The vulnerabilities stem from a failure on CMS’ part to follow through with previously diagnosed vulnerabilities, Amy Frontz, Assistant Inspector General for Audit Services said.
“According to CMS, these vulnerabilities existed because of improper configurations and failure to complete necessary upgrades that CMS previously identified and reported as having been currently under way,” Frontz wrote in the report, “The vulnerabilities that we identified were collectively and, in some cases, individually significant.”
The document (.PDF) follows a wireless penetration test the OIG performed on 13 CMS data centers from Aug. 31 to Dec. 4, 2015. The OIG wouldn’t get into specifics around the flaws because the controls protect sensitive information.

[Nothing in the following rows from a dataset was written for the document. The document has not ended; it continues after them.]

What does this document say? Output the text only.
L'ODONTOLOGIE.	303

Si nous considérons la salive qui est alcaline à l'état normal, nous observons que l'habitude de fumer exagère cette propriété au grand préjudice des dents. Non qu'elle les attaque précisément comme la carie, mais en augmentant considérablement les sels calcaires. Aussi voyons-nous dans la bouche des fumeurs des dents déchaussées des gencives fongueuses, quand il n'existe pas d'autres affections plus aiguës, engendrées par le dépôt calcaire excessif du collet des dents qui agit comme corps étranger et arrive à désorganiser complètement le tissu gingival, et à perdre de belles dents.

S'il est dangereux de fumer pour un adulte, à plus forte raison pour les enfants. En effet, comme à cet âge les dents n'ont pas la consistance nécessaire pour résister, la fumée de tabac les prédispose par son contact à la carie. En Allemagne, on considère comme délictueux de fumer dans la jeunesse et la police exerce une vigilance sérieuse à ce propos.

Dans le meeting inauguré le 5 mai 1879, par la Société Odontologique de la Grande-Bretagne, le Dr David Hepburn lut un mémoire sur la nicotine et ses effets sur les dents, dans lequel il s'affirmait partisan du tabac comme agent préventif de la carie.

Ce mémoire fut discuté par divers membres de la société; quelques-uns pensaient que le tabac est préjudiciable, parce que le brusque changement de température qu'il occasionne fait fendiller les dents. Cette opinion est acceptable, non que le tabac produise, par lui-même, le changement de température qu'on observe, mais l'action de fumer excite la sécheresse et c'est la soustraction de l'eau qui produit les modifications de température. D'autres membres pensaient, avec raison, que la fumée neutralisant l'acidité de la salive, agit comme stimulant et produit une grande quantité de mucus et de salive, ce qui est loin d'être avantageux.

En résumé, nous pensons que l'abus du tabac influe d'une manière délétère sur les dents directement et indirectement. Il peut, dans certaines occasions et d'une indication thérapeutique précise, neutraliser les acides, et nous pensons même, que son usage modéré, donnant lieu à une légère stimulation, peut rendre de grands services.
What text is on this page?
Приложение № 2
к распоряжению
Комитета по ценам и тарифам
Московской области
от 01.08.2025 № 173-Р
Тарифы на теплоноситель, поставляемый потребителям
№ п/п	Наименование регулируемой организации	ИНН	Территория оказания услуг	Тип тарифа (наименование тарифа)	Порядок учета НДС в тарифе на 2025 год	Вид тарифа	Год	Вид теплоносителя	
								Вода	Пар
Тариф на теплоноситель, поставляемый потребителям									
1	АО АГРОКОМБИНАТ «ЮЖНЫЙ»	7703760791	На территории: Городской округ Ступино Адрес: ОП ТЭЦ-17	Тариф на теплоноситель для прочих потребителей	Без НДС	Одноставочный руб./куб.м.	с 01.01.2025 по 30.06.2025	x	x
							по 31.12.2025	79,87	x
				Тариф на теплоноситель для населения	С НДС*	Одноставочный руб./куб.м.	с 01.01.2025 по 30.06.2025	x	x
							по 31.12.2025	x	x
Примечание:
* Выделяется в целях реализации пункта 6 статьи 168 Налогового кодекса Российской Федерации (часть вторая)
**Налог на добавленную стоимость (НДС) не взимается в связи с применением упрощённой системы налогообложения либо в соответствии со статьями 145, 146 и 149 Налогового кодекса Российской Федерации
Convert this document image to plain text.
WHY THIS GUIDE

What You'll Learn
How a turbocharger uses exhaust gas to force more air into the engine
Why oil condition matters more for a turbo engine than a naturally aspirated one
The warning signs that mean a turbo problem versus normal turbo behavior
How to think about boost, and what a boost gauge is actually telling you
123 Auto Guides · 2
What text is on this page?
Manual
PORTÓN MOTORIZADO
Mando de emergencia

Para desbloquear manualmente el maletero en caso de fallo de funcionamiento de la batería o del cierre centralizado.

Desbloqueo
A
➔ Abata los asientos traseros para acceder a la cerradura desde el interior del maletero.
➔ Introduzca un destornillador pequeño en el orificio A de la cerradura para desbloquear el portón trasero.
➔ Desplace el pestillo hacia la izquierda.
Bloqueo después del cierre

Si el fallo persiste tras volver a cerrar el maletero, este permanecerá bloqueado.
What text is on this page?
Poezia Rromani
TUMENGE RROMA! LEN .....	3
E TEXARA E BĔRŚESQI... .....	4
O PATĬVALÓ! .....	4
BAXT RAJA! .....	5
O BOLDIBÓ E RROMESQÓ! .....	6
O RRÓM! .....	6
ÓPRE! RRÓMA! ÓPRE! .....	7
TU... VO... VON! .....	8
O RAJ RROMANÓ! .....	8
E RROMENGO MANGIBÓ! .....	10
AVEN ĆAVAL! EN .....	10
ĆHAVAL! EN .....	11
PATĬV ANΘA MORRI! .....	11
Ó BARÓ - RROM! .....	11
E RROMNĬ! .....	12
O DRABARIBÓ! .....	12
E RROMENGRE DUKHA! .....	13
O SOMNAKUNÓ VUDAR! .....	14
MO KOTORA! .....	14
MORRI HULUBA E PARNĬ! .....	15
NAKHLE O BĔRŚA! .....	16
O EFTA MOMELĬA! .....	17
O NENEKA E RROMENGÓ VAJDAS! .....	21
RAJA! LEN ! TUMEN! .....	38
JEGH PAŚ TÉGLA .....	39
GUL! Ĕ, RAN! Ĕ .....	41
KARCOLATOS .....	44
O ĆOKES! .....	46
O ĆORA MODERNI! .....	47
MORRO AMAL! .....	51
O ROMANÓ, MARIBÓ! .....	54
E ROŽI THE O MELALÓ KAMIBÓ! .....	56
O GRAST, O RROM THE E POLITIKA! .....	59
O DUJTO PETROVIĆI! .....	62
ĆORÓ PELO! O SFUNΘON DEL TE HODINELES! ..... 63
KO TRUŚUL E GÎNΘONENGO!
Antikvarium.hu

For what it’s worth, the agency didn’t refute any of the OIG’s findings and instead asserted that it had either already addressed the vulnerabilities or was in the middle of addressing them. In a letter to the OIG’s Inspector General Daniel Levinson, Andrew Slavitt, Acting Administrator at CMS said the agency appreciated the audit. Slavitt added that the agency has a number of defenses in place; it requires two-factor authentication, its network can only be accessed via a VPN, and it proactively monitors and blocks threats.
“CMS acknowledges that risks exist inherently for every IT system and that as technology progresses, additional safeguards will be needed,” Slavitt wrote, “CMS concurred with all of the OIG findings and has already addressed several of the findings and is in the process of addressing the remaining findings.”
It’s unclear if the agency has fixed those remaining bugs since CMS issued the letter, on July 8. An emailed request for comment to CMS was not immediately returned on Thursday.
The OIG’s Office of Audit Services regularly vets government systems for vulnerabilities to ensure agencies are compliant and have adequate information security controls.
Last fall, in addition to calling out the Office of Personnel Management, the OIG reprimanded the Department of Education, claiming its pen testers were able to “gain full access to the Department’s network” and use the access “to pivot from this entry point and launch attacks on other systems connected to the Department, all undetected.”